Updated on 24 January 2013
Bathurst Uscom Hemodynamic (BUSH) protocol reduced sepsis and septic shock mortality by 94 percent and management costs by 45 percent over the six-year study period
Singapore: Non-invasive cardiac monitoring company Uscom announced the international presentation of independent data that confirms significant life-saving and cost reduction associated with Uscom guided treatment of sepsis and septic shock.
The study of a six-year Australian national ICU practice audit database by Professor Brendan Smith of Charles Sturt University was published in the latest edition of the international journal Critical Care Medicine and presented at the Society of Critical Care Medicine Annual meeting in Puerto Rico. The Society of Critical Care Medicine is the largest multi-professional organization dedicated to ensuring excellence and consistency in the practice of critical care. The Society represents over 16,000 members in over 100 countries.
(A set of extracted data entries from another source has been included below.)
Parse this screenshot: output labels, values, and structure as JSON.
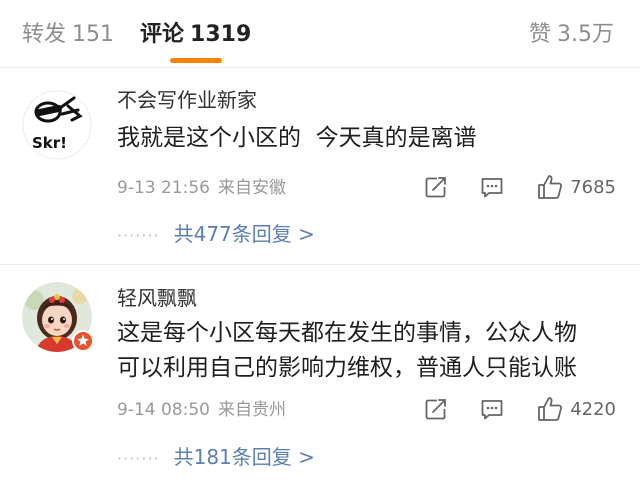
{
  "tabs": {
    "repost": {
      "label": "转发",
      "count": "151"
    },
    "comments": {
      "label": "评论",
      "count": "1319"
    },
    "likes": {
      "label": "赞",
      "count": "3.5万"
    }
  },
  "colors": {
    "accent": "#ff8200",
    "link": "#5b7fb6",
    "badge": "#e8532c"
  },
  "comments": [
    {
      "username": "不会写作业新家",
      "text": "我就是这个小区的  今天真的是离谱",
      "time": "9-13 21:56",
      "location": "来自安徽",
      "likes": "7685",
      "dots": "·······",
      "replies_label": "共477条回复 >",
      "avatar_text": "Skr!",
      "icons": [
        "share-icon",
        "comment-icon",
        "like-icon"
      ]
    },
    {
      "username": "轻风飘飘",
      "text_lines": [
        "这是每个小区每天都在发生的事情，公众人物",
        "可以利用自己的影响力维权，普通人只能认账"
      ],
      "time": "9-14 08:50",
      "location": "来自贵州",
      "likes": "4220",
      "dots": "·······",
      "replies_label": "共181条回复 >",
      "icons": [
        "share-icon",
        "comment-icon",
        "like-icon"
      ]
    }
  ]
}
The study found that the Bathurst USCOM Hemodynamic (BUSH) protocol reduced mortality by 94 percent and management costs by 45 percent over the six-year study period. The study concluded that if the Bush protocol results were duplicated, Australia wide the savings would have been 8,237 lives and $1.01 billion.
Professor Smith said, "These results demonstrate a potential new gold standard for the management of sepsis and we are now looking to share our experience and improve care in Australia and worldwide."
Data from septic shock patients treated across Australia and in Bathurst between 2007-12 were extracted from the Australian and New Zealand Intensive Care Society (ANZICS) Center for Outcomes and Resource Evaluation (CORE) database and was analysed for trends in mortality, morbidity, emergency transport costs and cost of hospital stay. The database was established as benchmark for clinical standards of practice.